• New NFT marketplace takes direct aim at OpenSea – in the form of tokens

  • A new NFT marketplace called Infinity has been launched, and it’s targeting OpenSea users.

    Infinity is repurposing some of OpenSea’s smart contracts and hopes to attract OpenSea users through airdrops.

    The latest entrant to the non-replaceable token trading market plans to compete directly with market leader Opensea for users. The team behind the project, called Infinity, is also hoping that a token and some well-regarded backers will help it take on bigger rivals.

    Infinity – which officially launches today – is branding itself as the “FTX of NTF,” alluding to its desire to serve as a community-driven, anti-establishment, alternative to the more mainstream NFT platform.

    Already a number of large NFT influencers, including NFT whale 0x_b1, are backing the project.

    Competing with OpenSea won’t be easy, as users are already flocking to the a16z-backed platform. The marketplace saw monthly trading volume of more than $2.72 billion in September. It also has a $100 million war chest from its recent fundraising and recently launched a mobile app. It also has a wide range of high-profile investors, including Naval Ravikant, Mark Cuban and Alexis Ohanian.

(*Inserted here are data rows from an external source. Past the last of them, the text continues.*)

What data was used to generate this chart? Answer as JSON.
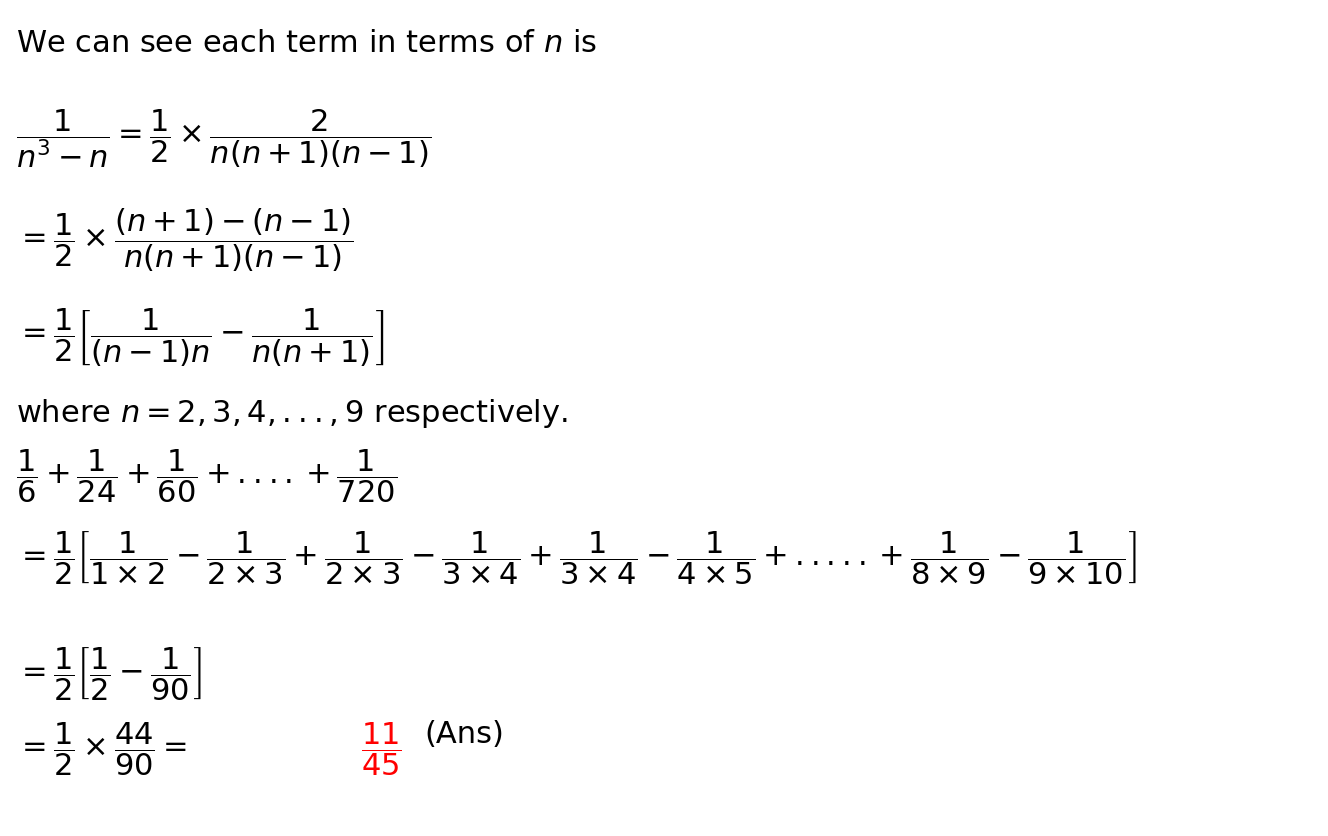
{
  "background_color": "#ffffff",
  "text_color": "#000000",
  "red_color": "#ff0000",
  "figsize": [
    13.28,
    8.36
  ],
  "dpi": 100,
  "fontsize": 22
}
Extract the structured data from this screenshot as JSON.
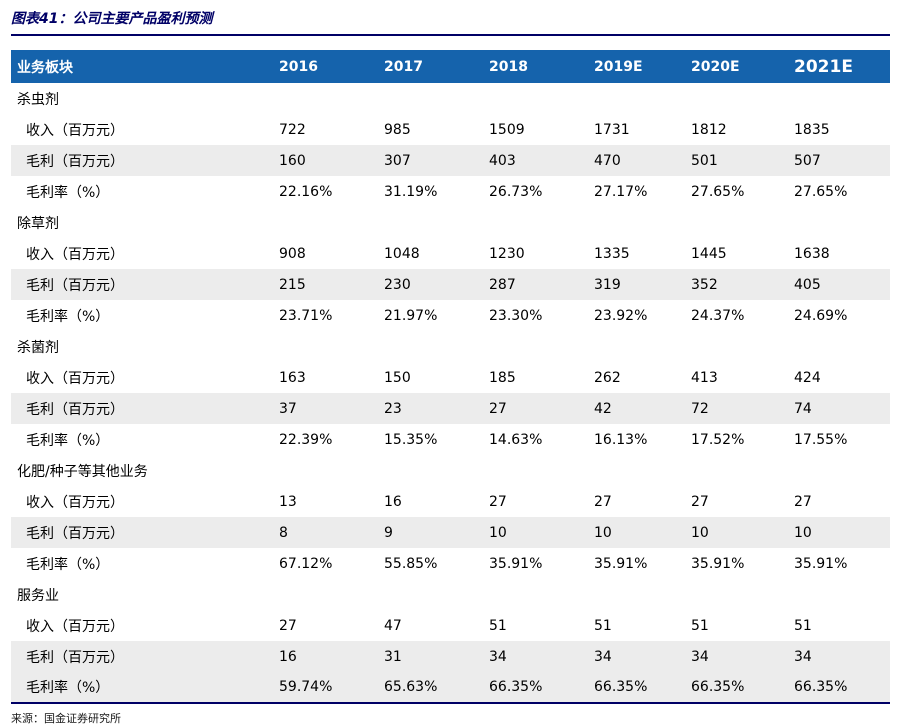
{
  "figure": {
    "title": "图表41：公司主要产品盈利预测",
    "source": "来源：国金证券研究所"
  },
  "colors": {
    "title_navy": "#000066",
    "header_bg": "#1563ac",
    "row_shade": "#ececec"
  },
  "table": {
    "header": [
      "业务板块",
      "2016",
      "2017",
      "2018",
      "2019E",
      "2020E",
      "2021E"
    ],
    "rows": [
      {
        "type": "section",
        "label": "杀虫剂",
        "values": [
          "",
          "",
          "",
          "",
          "",
          ""
        ],
        "shade": false
      },
      {
        "type": "metric",
        "label": "收入（百万元）",
        "values": [
          "722",
          "985",
          "1509",
          "1731",
          "1812",
          "1835"
        ],
        "shade": false
      },
      {
        "type": "metric",
        "label": "毛利（百万元）",
        "values": [
          "160",
          "307",
          "403",
          "470",
          "501",
          "507"
        ],
        "shade": true
      },
      {
        "type": "metric",
        "label": "毛利率（%）",
        "values": [
          "22.16%",
          "31.19%",
          "26.73%",
          "27.17%",
          "27.65%",
          "27.65%"
        ],
        "shade": false
      },
      {
        "type": "section",
        "label": "除草剂",
        "values": [
          "",
          "",
          "",
          "",
          "",
          ""
        ],
        "shade": false
      },
      {
        "type": "metric",
        "label": "收入（百万元）",
        "values": [
          "908",
          "1048",
          "1230",
          "1335",
          "1445",
          "1638"
        ],
        "shade": false
      },
      {
        "type": "metric",
        "label": "毛利（百万元）",
        "values": [
          "215",
          "230",
          "287",
          "319",
          "352",
          "405"
        ],
        "shade": true
      },
      {
        "type": "metric",
        "label": "毛利率（%）",
        "values": [
          "23.71%",
          "21.97%",
          "23.30%",
          "23.92%",
          "24.37%",
          "24.69%"
        ],
        "shade": false
      },
      {
        "type": "section",
        "label": "杀菌剂",
        "values": [
          "",
          "",
          "",
          "",
          "",
          ""
        ],
        "shade": false
      },
      {
        "type": "metric",
        "label": "收入（百万元）",
        "values": [
          "163",
          "150",
          "185",
          "262",
          "413",
          "424"
        ],
        "shade": false
      },
      {
        "type": "metric",
        "label": "毛利（百万元）",
        "values": [
          "37",
          "23",
          "27",
          "42",
          "72",
          "74"
        ],
        "shade": true
      },
      {
        "type": "metric",
        "label": "毛利率（%）",
        "values": [
          "22.39%",
          "15.35%",
          "14.63%",
          "16.13%",
          "17.52%",
          "17.55%"
        ],
        "shade": false
      },
      {
        "type": "section",
        "label": "化肥/种子等其他业务",
        "values": [
          "",
          "",
          "",
          "",
          "",
          ""
        ],
        "shade": false
      },
      {
        "type": "metric",
        "label": "收入（百万元）",
        "values": [
          "13",
          "16",
          "27",
          "27",
          "27",
          "27"
        ],
        "shade": false
      },
      {
        "type": "metric",
        "label": "毛利（百万元）",
        "values": [
          "8",
          "9",
          "10",
          "10",
          "10",
          "10"
        ],
        "shade": true
      },
      {
        "type": "metric",
        "label": "毛利率（%）",
        "values": [
          "67.12%",
          "55.85%",
          "35.91%",
          "35.91%",
          "35.91%",
          "35.91%"
        ],
        "shade": false
      },
      {
        "type": "section",
        "label": "服务业",
        "values": [
          "",
          "",
          "",
          "",
          "",
          ""
        ],
        "shade": false
      },
      {
        "type": "metric",
        "label": "收入（百万元）",
        "values": [
          "27",
          "47",
          "51",
          "51",
          "51",
          "51"
        ],
        "shade": false
      },
      {
        "type": "metric",
        "label": "毛利（百万元）",
        "values": [
          "16",
          "31",
          "34",
          "34",
          "34",
          "34"
        ],
        "shade": true
      },
      {
        "type": "metric",
        "label": "毛利率（%）",
        "values": [
          "59.74%",
          "65.63%",
          "66.35%",
          "66.35%",
          "66.35%",
          "66.35%"
        ],
        "shade": true
      }
    ]
  }
}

    But OpenSea has also faced its share of setbacks, including bugs and the departure of a longtime executive who used insider information to trade NFT.

    Vampire Airdrop.

    Infinity has the ambition to eat up some of this volume by airdropping its tokens to OpenSea users.” 10% of the governance token supply ($NFT) will be allocated to existing OpenSea users who trade before October 4, 2021 at 11:59PM UTC.

    “The airdrop amount is a tier based on OpenSea transaction volume. The airdrop will be available for application after trading activity on the Infinity marketplace ends within 30 days. Once the 30-day period ends, the tokens are transferable.”

    In a sense, the project is taking a page from the playbook of automated market maker SushiSwap, which – it’s a clone fork of Uniswap – launched what it called a vampire attack to garner more than $1 billion worth of liquidity from its much larger rival. To use SushiSwap, users had to deposit Uniswap LP tokens, which quickly sucked up much of Uniswap’s liquidity.

    Similar to Sushi, Infinity is modeled after OpenSea, reusing some of its smart contracts.

    “Overall,” says Garret Allan, co-founder of the project, “we want to be on par with OpenSea’s capabilities in the marketplace.” However, we plan to build a platform that incorporates more integrations and tools to evaluate, provide liquidity, and add more utility to NFTs.”

    That said, reusing OpenSea’s smart contracts didn’t make sense to one market insider, who said they were built on the old Solidity. This could potentially open the door for OpenSea to target the project.

    “The contracts are audited/verified, which means there is more trust in using them, and if OpenSea users are already listed they don’t need to re-initialize their wallets or tokens, which means they don’t need to pay gas fees to be listed and can keep their NFTs listed on OpenSea as our platform grows,” Allan said.